„Wie, du hast noch nie Alkohol getrunken?!“. Ungläubig und überrascht schaut mich meine neue Bekanntschaft an. Dass es so was im Jahr 2021 noch gibt, damit hätte sie vermutlich nicht gerechnet, denn Alkohol ist schon seit dem Mittelalter (und in manchen Teilen der Welt bereits seit einigen Jahrhunderten vor Christus) ein fester Bestandteil unserer Gesellschaft und der Verzicht darauf gleicht schon fast dem Verrat an ihr. Egal, ob in einer gemütlichen Runde, zu festlichen Anlässen oder in der Kirche – Alkohol ist der ständige Begleiter, der beste Freund, der von jedem akzeptiert und gemocht wird. Klar ist es umso auffälliger, dabei aus dem Raster zu fallen.

„Ist das was Religiöses?“, „Erlauben es deine Eltern nicht?“, „Hast du schlechte Erfahrungen damit gemacht?“. Das sind nur einige der Fragen, die mir immer und immer wieder gestellt werden. Also hier noch mal für alle, damit das auch jeder mitbekommt:

Nein, es ist nichts Religiöses. Nein, ich bin aus dem Alter raus, indem meine Eltern mir Alkohol verbieten könnten. Es ist im Gegenteil eher so, dass meine Mutter mich sogar dazu ermutigt, doch auch mal einen Schluck von ihrem Sekt zu probieren. Nein, es liegt auch nicht an schlechten Erfahrungen. Wie denn auch, ich hab ja noch gar keine.

Es gibt immer Gründe, warum manche Menschen dieses nicht tun oder tun und warum andere jenes eben nicht tun oder tun. Ich verurteile niemanden, der mich fragt, warum ich keinen Alkohol trinke. Jeder hat andere Motivationen und nur dadurch kann man seinen eigenen Horizont erweitern. Dabei ist meine Antwort auf all eure Fragen so einfach wie banal:

Es reizt mich nicht. Nichts an Alkohol reizt mich. Weder Geruch noch Effekt noch die Form einer Flasche. Um das an einem simplen, wenn auch skurrilen Beispiel darzustellen: Stellt euch vor, ich würde euch geröstete Insekten anbieten. Würdet ihr das Angebot annehmen? Viele vermutlich nicht, den meisten fehlt der Reiz, vielleicht ekelt ihr euch auch.
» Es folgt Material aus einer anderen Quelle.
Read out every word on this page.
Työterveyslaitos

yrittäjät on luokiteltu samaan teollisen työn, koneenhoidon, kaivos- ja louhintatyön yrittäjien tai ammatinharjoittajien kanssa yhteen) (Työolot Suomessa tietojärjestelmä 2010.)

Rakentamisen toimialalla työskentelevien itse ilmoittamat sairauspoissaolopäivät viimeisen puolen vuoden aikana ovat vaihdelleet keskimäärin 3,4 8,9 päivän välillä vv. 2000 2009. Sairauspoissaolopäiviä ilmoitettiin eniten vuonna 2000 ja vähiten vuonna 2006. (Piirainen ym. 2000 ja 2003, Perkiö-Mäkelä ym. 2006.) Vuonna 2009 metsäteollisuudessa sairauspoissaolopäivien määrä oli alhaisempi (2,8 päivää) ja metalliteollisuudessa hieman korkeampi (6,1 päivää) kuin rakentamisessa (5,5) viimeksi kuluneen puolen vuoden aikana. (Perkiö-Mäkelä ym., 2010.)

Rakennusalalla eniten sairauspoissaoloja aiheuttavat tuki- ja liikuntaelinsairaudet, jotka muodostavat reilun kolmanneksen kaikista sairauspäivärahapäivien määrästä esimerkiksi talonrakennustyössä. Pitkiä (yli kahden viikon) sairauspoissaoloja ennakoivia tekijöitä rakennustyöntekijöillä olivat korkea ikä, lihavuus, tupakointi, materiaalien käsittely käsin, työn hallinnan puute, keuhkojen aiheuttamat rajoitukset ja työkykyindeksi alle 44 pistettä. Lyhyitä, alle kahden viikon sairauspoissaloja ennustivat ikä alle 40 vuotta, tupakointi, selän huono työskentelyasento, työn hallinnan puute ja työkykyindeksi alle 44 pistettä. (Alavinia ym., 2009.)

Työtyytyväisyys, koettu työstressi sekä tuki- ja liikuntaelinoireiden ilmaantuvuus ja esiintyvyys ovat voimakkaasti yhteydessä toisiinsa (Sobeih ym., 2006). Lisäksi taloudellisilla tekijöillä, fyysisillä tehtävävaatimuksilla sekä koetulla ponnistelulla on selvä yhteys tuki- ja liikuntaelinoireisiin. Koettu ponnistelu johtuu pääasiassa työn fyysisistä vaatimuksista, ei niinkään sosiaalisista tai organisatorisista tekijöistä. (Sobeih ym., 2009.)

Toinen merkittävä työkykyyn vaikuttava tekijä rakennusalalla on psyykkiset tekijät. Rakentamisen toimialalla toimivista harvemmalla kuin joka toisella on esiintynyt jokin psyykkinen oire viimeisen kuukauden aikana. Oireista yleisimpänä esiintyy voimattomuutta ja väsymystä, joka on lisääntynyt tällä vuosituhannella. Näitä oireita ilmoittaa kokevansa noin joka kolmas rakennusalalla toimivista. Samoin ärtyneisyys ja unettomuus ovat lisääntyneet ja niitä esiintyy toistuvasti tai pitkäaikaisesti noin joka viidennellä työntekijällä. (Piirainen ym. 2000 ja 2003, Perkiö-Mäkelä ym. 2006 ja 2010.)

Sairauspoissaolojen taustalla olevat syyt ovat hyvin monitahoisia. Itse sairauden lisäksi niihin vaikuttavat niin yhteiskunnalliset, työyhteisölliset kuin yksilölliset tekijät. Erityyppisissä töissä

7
In manchen Regionen der Welt sind Insekten zweifelsfrei eine Delikatesse, die so normal ist wie Alkohol hier. Aus einer Umfrage aus dem Jahr 2019 geht hervor, dass lediglich 32 Prozent der Deutschen kaum bis gar keinen Alkohol trinken. Würden alle Menschen, die Alkohol konsumieren, die deliziösen Insekten annehmen, wären wir immerhin bei 68 Prozent, was wohl wenig realistisch ist. Was man mit Sicherheit sagen kann: Viele lehnen es ab, obwohl sie es nicht probiert haben. Auch eine Ansage, die mir ständig an den Kopf geworfen wird.
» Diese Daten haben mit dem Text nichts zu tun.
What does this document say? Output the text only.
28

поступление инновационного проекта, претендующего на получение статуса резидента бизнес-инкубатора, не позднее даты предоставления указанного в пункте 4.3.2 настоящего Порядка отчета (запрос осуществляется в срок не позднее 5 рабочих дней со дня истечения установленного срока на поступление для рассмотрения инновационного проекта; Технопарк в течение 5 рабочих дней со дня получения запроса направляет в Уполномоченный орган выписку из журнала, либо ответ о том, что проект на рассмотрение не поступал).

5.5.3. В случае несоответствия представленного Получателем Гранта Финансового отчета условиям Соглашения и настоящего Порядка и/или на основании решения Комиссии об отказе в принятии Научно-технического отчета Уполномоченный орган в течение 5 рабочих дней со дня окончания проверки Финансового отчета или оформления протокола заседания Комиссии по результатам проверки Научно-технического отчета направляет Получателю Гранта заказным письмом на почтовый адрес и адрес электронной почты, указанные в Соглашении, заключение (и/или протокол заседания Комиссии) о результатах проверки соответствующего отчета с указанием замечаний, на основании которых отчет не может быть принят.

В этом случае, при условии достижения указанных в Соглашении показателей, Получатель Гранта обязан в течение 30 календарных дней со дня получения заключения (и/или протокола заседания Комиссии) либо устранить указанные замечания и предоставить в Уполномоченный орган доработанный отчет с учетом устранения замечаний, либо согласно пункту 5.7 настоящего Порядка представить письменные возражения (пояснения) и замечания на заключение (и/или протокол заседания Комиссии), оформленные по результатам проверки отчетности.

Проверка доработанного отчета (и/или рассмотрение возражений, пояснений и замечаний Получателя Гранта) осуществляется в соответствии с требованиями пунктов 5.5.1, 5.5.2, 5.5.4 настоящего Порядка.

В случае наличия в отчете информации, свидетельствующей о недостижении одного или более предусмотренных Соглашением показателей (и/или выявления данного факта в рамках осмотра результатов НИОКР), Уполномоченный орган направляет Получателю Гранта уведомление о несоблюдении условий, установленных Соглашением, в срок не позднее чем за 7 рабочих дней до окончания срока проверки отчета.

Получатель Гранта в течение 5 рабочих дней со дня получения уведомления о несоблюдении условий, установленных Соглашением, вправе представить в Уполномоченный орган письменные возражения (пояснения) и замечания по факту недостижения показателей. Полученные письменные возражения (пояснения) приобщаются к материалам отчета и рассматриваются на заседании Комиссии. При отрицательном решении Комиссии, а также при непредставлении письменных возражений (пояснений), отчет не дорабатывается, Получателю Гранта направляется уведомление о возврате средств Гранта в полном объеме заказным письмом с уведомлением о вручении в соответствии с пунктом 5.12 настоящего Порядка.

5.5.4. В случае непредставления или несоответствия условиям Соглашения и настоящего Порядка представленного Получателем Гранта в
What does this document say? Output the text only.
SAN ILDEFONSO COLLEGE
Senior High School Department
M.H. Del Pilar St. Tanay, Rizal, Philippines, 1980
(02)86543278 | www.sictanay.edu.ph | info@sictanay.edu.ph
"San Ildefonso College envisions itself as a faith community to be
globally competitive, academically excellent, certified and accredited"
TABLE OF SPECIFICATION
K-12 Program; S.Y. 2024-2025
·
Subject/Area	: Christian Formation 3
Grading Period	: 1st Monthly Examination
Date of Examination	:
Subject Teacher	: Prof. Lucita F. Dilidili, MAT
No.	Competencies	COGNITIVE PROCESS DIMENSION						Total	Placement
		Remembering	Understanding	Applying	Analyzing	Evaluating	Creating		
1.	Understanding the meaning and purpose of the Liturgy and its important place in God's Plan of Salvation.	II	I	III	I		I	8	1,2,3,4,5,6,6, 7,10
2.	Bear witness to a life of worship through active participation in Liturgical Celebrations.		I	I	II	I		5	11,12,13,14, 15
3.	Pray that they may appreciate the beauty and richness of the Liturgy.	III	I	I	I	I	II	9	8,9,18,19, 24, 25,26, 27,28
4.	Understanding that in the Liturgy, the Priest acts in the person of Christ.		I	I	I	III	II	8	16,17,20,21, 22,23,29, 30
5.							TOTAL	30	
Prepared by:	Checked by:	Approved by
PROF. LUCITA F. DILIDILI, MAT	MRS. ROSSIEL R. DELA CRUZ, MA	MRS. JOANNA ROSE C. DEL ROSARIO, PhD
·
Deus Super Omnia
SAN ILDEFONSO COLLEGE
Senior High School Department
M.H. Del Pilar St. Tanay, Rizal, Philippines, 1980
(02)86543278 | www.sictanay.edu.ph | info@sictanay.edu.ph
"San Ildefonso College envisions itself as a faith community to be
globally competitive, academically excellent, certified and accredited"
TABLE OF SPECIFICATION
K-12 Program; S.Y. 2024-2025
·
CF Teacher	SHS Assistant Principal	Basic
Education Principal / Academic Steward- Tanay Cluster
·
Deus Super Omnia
Das ist die eine Seite der möglichen Reaktionen auf mein „Anti-Alkohol-Outing“. Die zweite Seite redet sich raus mit Sätzen wie „Krass, voll gut, aber ich könnte das nicht“. Mein Freundeskreis, mein Mitbewohner, meine Lehrerin, meine Kommiliton:innen. Sie alle verstecken sich hinter dem Satz, um die Verantwortung aus ihrer Hand zu geben – als seien sie Opfer des bösen Trunks geworden. Meine Oma prägte mich in jungen Jahren schon mit einem Satz, der mir die eigenen Stärken in Erinnerung rufen soll: „Ich will und ich kann.“ Es ist jedem selbst überlassen, wie konsequent er seine Ziele verfolgt und es ist auch nicht verwerflich, einen neuen Weg einzuschlagen, ein Stück des Weges zurückzugehen oder ab und zu auch stehen zu bleiben. Aber zu sagen, dass man niemals auf Alkohol verzichten könnte, klingt für mich wie eine Ausrede. „Du kannst, du willst nur nicht“, denke ich mir dann immer, gebe aber milde lächelnd ein „Musst du ja auch nicht“ von mir, nur um nicht noch mehr anzuecken.
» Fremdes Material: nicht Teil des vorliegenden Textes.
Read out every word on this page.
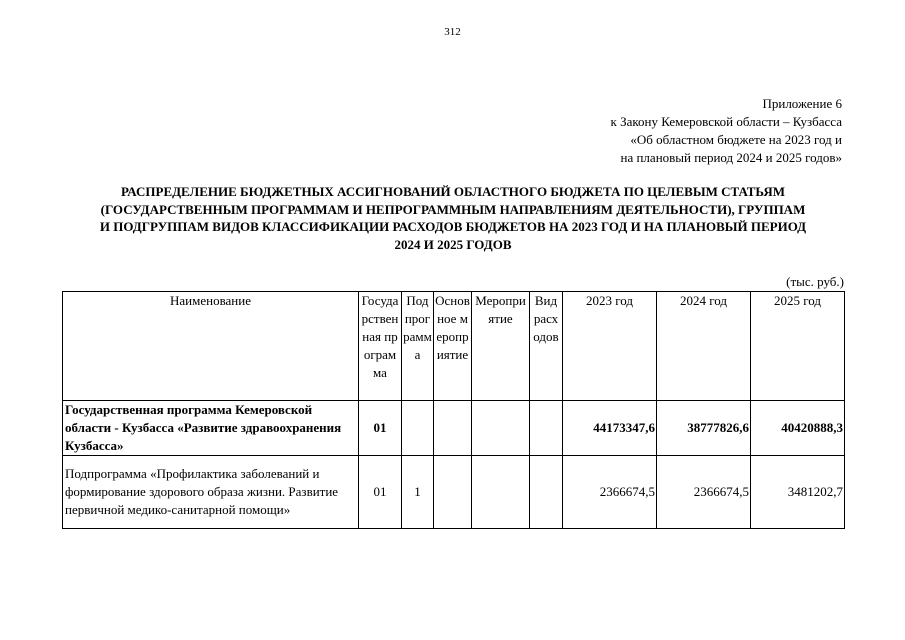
312
Приложение 6
к Закону Кемеровской области – Кузбасса
«Об областном бюджете на 2023 год и
на плановый период 2024 и 2025 годов»
РАСПРЕДЕЛЕНИЕ БЮДЖЕТНЫХ АССИГНОВАНИЙ ОБЛАСТНОГО БЮДЖЕТА ПО ЦЕЛЕВЫМ СТАТЬЯМ
(ГОСУДАРСТВЕННЫМ ПРОГРАММАМ И НЕПРОГРАММНЫМ НАПРАВЛЕНИЯМ ДЕЯТЕЛЬНОСТИ), ГРУППАМ
И ПОДГРУППАМ ВИДОВ КЛАССИФИКАЦИИ РАСХОДОВ БЮДЖЕТОВ НА 2023 ГОД И НА ПЛАНОВЫЙ ПЕРИОД
2024 И 2025 ГОДОВ
(тыс. руб.)
Наименование	Государственная программа	Подпрограмма	Основное мероприятие	Мероприятие	Вид расходов	2023 год	2024 год	2025 год
Государственная программа Кемеровской области - Кузбасса «Развитие здравоохранения Кузбасса»	01					44173347,6	38777826,6	40420888,3
Подпрограмма «Профилактика заболеваний и формирование здорового образа жизни. Развитие первичной медико-санитарной помощи»	01	1				2366674,5	2366674,5	3481202,7
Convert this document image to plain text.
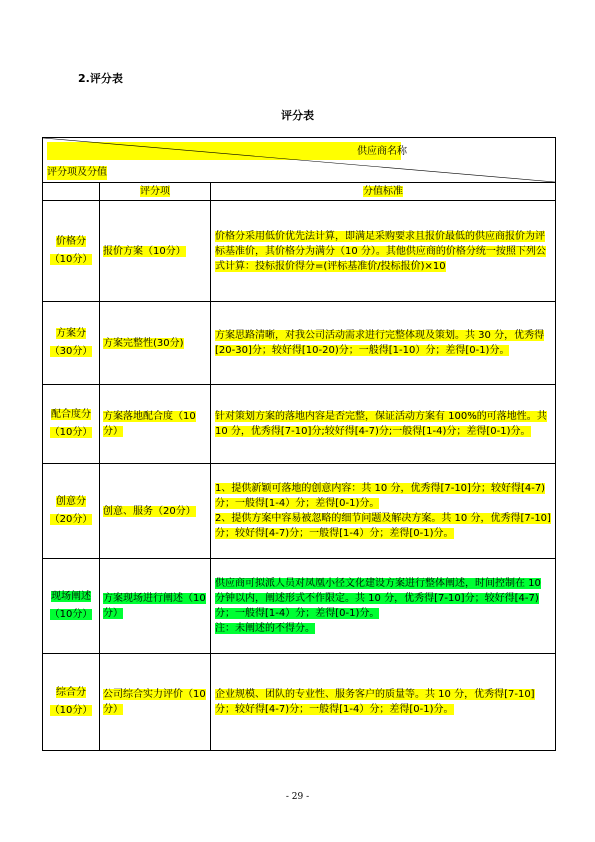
2.评分表
评分表
供应商名称
评分项及分值		

	评分项	分值标准
价格分
（10分）	报价方案（10分）	价格分采用低价优先法计算，即满足采购要求且报价最低的供应商报价为评标基准价，其价格分为满分（10 分）。其他供应商的价格分统一按照下列公式计算：投标报价得分=(评标基准价/投标报价)×10
方案分
（30分）	方案完整性(30分)	方案思路清晰，对我公司活动需求进行完整体现及策划。共 30 分，优秀得[20-30]分；较好得[10-20)分；一般得[1-10）分；差得[0-1)分。
配合度分 （10分）	方案落地配合度（10分）	针对策划方案的落地内容是否完整，保证活动方案有 100%的可落地性。共 10 分，优秀得[7-10]分;较好得[4-7)分;一般得[1-4)分；差得[0-1)分。
创意分
（20分）	创意、服务（20分）	1、提供新颖可落地的创意内容：共 10 分，优秀得[7-10]分；较好得[4-7)分；一般得[1-4）分；差得[0-1)分。
2、提供方案中容易被忽略的细节问题及解决方案。共 10 分，优秀得[7-10]分；较好得[4-7)分；一般得[1-4）分；差得[0-1)分。
现场阐述（10分）	方案现场进行阐述（10分）	供应商可拟派人员对凤凰小径文化建设方案进行整体阐述，时间控制在 10 分钟以内，阐述形式不作限定。共 10 分，优秀得[7-10]分；较好得[4-7)分；一般得[1-4）分；差得[0-1)分。
注：未阐述的不得分。
综合分
（10分）	公司综合实力评价（10分）	企业规模、团队的专业性、服务客户的质量等。共 10 分，优秀得[7-10]分；较好得[4-7)分；一般得[1-4）分；差得[0-1)分。
- 29 -
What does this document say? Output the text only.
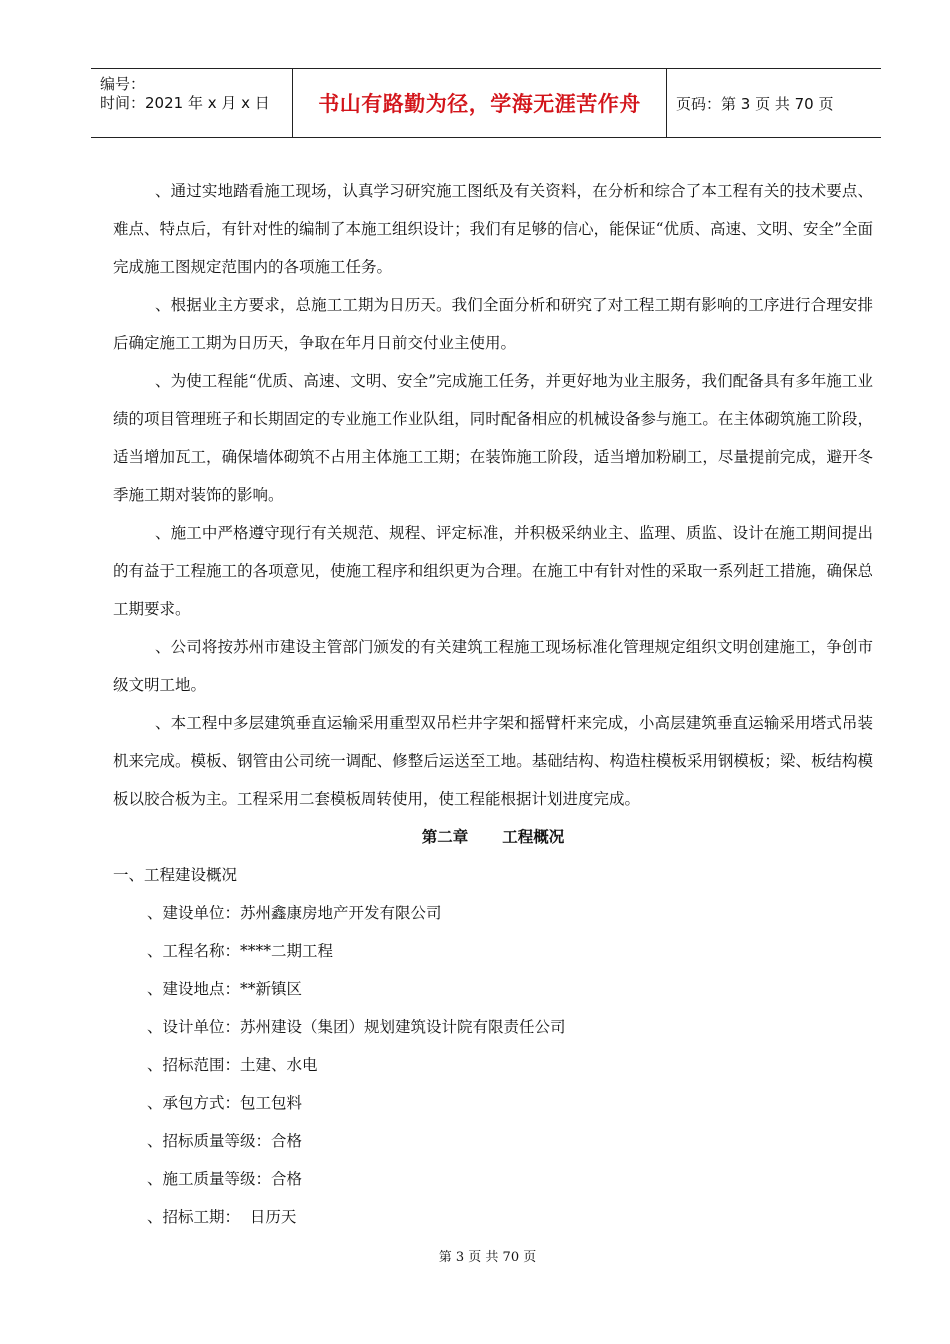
编号：
时间：2021 年 x 月 x 日	书山有路勤为径，学海无涯苦作舟	页码：第 3 页 共 70 页

、通过实地踏看施工现场，认真学习研究施工图纸及有关资料，在分析和综合了本工程有关的技术要点、难点、特点后，有针对性的编制了本施工组织设计；我们有足够的信心，能保证“优质、高速、文明、安全”全面完成施工图规定范围内的各项施工任务。

、根据业主方要求，总施工工期为日历天。我们全面分析和研究了对工程工期有影响的工序进行合理安排后确定施工工期为日历天，争取在年月日前交付业主使用。

、为使工程能“优质、高速、文明、安全”完成施工任务，并更好地为业主服务，我们配备具有多年施工业绩的项目管理班子和长期固定的专业施工作业队组，同时配备相应的机械设备参与施工。在主体砌筑施工阶段，适当增加瓦工，确保墙体砌筑不占用主体施工工期；在装饰施工阶段，适当增加粉刷工，尽量提前完成，避开冬季施工期对装饰的影响。

、施工中严格遵守现行有关规范、规程、评定标准，并积极采纳业主、监理、质监、设计在施工期间提出的有益于工程施工的各项意见，使施工程序和组织更为合理。在施工中有针对性的采取一系列赶工措施，确保总工期要求。

、公司将按苏州市建设主管部门颁发的有关建筑工程施工现场标准化管理规定组织文明创建施工，争创市级文明工地。

、本工程中多层建筑垂直运输采用重型双吊栏井字架和摇臂杆来完成，小高层建筑垂直运输采用塔式吊装机来完成。模板、钢管由公司统一调配、修整后运送至工地。基础结构、构造柱模板采用钢模板；梁、板结构模板以胶合板为主。工程采用二套模板周转使用，使工程能根据计划进度完成。

第二章 工程概况

一、工程建设概况

、建设单位：苏州鑫康房地产开发有限公司

、工程名称：****二期工程

、建设地点：**新镇区

、设计单位：苏州建设（集团）规划建筑设计院有限责任公司

、招标范围：土建、水电

、承包方式：包工包料

、招标质量等级：合格

、施工质量等级：合格

、招标工期：  日历天

第 3 页 共 70 页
Die dritte Seite wertet meine Aussage, dass ich keinen Alkohol trinken möchte als Angriff und baut sich sofort einen Schutzschild aus persönlichen Argumenten auf, um sich vor mir – der Radikalen – rechtfertigen zu können. Dann kommt oft ein „Ich trinke ja eigentlich auch nicht so viel“ oder ein „Es schmeckt mir“. Ich bin ehrlich: Es ist mir egal, wie viel oder welchen Alkohol du trinkst oder ob es dir schmeckt oder nicht. Aber wieso mein Outing dabei als Angriff auf die Lebenseinstellung des anderen aufgefasst wird, ist und bleibt mir ein Rätsel.

Ja, vielleicht hab ich auch einfach nur Angst. Angst davor, die Kontrolle zu verlieren, keine klaren Erinnerungen mehr zu haben oder sonst was anzustellen. Aber das ist okay. Jeder muss seinen Weg finden, auf dem er sich wohl fühlt. Ich kann nachvollziehen, dass andere den Flow des Alkohols genießen. Sich gehen lassen, ohne sich groß Gedanken machen zu müssen, alle Sorgen vergessen und frei und leicht durch die Clubs oder das Wohnzimmer tänzeln. Für mich ist das nur nichts. Den gleichen Effekt haben bei mir tiefsinnige Gespräche über Schicksal, Träume und den Sinn des Lebens. Nicht mein Körper braucht das Flow-Gefühl, sondern mein Geist.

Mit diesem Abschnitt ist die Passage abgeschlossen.